Text parsing and information extraction:
The use of NLP in regard to text parsing is focused on the extraction of information from unstructured or semi-structured documents like text, dictations or scanned and indexed health records. This information is then used either for reporting or collection and indexing for future use. These text parsing tools help clinicians extract meaningful, actionable information from data stored in unstructured formats, whether those are EHRs or other health information sources.
Natural language to command or sort queries:
NLP interacts with users through voice, which may seem to be an idea torn from a sci-fi flick. But consider examples such as IBM’s Watson, or some of the pilot projects previously made around natural language interfaces to databases. We can ask simple questions and a computer system can translate them into actual commands or queries that can in turn be used to look up specific information.

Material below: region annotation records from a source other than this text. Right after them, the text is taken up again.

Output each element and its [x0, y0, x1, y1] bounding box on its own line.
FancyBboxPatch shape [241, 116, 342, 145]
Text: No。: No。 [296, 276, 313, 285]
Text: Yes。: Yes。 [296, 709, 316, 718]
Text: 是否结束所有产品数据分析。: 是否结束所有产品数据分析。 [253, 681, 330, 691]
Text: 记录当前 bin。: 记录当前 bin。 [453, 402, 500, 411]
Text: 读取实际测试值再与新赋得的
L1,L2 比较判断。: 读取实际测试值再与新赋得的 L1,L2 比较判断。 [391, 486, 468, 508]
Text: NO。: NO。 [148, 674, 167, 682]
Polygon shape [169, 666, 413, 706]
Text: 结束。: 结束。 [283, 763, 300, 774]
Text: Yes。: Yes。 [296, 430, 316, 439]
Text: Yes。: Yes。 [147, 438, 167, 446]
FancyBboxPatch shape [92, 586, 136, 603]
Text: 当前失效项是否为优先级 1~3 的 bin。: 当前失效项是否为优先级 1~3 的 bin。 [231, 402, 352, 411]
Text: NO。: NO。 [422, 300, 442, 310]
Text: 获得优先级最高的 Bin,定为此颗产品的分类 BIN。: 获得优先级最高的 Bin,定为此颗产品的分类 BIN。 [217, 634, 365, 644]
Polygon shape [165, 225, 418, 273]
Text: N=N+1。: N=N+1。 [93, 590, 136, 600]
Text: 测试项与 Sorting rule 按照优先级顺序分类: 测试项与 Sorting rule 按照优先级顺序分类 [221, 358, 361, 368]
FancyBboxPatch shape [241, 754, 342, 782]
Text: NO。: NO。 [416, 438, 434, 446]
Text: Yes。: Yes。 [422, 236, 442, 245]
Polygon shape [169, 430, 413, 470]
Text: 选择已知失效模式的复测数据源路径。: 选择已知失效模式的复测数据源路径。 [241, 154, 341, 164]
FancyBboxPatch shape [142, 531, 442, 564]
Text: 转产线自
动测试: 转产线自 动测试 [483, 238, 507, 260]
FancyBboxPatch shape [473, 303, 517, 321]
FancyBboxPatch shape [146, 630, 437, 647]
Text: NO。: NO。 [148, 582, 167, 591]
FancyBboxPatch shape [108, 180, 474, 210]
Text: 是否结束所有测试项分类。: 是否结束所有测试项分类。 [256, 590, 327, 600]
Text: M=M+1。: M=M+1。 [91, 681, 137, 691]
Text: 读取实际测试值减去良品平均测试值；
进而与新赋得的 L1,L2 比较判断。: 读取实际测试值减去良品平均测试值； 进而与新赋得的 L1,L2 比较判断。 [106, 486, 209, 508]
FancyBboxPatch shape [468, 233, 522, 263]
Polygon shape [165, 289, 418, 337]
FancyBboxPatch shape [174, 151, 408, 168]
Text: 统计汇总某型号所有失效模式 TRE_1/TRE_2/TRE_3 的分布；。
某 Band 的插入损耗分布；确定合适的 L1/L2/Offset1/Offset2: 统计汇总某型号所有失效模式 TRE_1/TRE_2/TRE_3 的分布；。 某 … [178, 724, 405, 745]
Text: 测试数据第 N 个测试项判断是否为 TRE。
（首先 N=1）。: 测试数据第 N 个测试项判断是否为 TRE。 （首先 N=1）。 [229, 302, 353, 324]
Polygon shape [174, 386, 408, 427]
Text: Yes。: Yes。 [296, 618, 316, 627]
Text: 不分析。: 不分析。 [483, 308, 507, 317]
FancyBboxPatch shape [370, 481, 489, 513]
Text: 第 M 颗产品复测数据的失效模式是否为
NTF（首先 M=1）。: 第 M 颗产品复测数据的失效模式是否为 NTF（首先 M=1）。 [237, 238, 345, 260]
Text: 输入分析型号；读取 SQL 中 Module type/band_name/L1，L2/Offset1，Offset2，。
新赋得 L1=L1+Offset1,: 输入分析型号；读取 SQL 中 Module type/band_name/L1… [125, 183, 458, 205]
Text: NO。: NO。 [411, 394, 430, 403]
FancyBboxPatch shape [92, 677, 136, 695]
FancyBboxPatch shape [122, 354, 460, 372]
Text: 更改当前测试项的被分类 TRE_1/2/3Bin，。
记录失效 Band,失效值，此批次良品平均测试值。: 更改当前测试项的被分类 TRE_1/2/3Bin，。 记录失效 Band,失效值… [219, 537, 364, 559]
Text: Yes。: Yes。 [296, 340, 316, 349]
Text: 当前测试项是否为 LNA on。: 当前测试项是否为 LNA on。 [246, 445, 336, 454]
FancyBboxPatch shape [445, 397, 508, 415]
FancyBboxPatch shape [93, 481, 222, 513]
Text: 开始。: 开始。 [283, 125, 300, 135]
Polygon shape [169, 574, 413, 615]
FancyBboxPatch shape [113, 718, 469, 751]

In a clinical setting, we are seeing basic integration capabilities in several voice recognition products that not only allow for voice commands, but also discrete data capture through voice. And as the field continues to advance, these systems will mature and enable us to interact with information directly by using our voice and commands. This will allow clinicians to not only completely avoid typing to capture information, but also to simply ask for information about their patients and have that data displayed on a screen. Theoretically, they might never need a keyboard.
NLP is right alongside big data initiatives, IVR systems, search engines, sentiment analysis and several other areas that continue to see a significant growth in invention and adoption. That being said, there are still only a handful of examples within healthcare that showcase how NLP is changing the way we interact with information.